Whether The Future has turned out to be different than I had planned because of the coronary restrictions? Yes and no. The initial idea of the other person as an anchor, that within all uncertainty you can have a certain physical hold on to each other – that fell away. But something very beautiful and interesting took its place: a kind of tragedy, not being allowed to help and touch each other. It was also very strange that at first people did not notice this lack. At some point I sent rehearsal videos around and asked afterwards: did you see that they didn’t touch each other? Nobody had noticed. Then it’s okay, then it’s not over the top”.

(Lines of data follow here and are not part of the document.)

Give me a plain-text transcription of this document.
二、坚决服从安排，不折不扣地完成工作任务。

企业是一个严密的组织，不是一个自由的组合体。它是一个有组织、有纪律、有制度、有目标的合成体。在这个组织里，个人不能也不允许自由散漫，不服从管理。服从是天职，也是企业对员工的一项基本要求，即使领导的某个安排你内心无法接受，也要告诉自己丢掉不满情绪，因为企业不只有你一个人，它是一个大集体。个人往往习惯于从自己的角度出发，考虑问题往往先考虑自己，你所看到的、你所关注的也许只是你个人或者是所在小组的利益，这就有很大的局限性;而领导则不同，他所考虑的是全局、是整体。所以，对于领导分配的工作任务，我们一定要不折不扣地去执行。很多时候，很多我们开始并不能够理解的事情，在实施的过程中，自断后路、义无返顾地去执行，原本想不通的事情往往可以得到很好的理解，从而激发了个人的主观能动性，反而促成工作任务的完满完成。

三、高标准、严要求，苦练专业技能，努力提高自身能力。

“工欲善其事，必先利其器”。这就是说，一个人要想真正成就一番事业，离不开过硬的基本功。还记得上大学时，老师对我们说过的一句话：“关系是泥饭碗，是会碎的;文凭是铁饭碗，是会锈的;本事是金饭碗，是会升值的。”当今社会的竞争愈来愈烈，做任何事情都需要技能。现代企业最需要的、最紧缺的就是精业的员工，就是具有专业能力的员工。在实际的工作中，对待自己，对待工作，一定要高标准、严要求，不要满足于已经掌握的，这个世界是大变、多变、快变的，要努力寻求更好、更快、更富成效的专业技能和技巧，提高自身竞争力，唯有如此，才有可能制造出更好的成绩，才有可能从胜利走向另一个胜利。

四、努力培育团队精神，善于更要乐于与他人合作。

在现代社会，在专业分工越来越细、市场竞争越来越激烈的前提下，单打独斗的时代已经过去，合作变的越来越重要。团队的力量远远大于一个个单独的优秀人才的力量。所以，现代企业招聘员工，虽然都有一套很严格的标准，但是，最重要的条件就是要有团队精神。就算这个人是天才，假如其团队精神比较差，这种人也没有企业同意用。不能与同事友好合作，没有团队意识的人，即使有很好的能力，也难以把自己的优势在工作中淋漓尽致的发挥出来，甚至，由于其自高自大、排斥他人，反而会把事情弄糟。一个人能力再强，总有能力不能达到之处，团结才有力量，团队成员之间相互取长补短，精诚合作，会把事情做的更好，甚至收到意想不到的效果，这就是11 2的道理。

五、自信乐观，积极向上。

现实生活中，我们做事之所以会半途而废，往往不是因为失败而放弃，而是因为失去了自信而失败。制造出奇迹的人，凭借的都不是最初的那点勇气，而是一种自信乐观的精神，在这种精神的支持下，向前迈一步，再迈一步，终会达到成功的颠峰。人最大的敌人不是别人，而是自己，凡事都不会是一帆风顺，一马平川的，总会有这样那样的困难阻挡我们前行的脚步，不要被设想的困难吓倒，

“And then there was the premiere, at the Verkadefabriek. Until the last moment it remained unclear whether and for how many people we were allowed to perform. So we were very happy that it happened, we always said: we’ll finish it. And yes, performing for only eighty people is of course not the same as performing for a full auditorium of three hundred. The tension is different, it feels weird. But it’s also beautiful: you feel a great focus from the visitors, the people who are there have really chosen to do that, they are enormously concentrated.
What to do next? We have to wait and see what can and can’t be done these months. It remains exciting, everyone realizes all the time: it can’t go on just like that. A performance becomes better if you can play it a few times in a row, and in the interaction with the audience a lot of things happen – we miss that now. But fortunately we were able to make a registration, so we know exactly what we did.
If we can’t play this season, The Future will be put on hold for next year. I really believe in the performance, I am very happy with it. For the result. But also for what it has brought us in terms of new insights; it was an interesting process, with its limitations. In the meantime I am really looking forward to being able to touch each other again. I’m realizing in this period more and more how essential physical contact is and I really want to show it in my work.”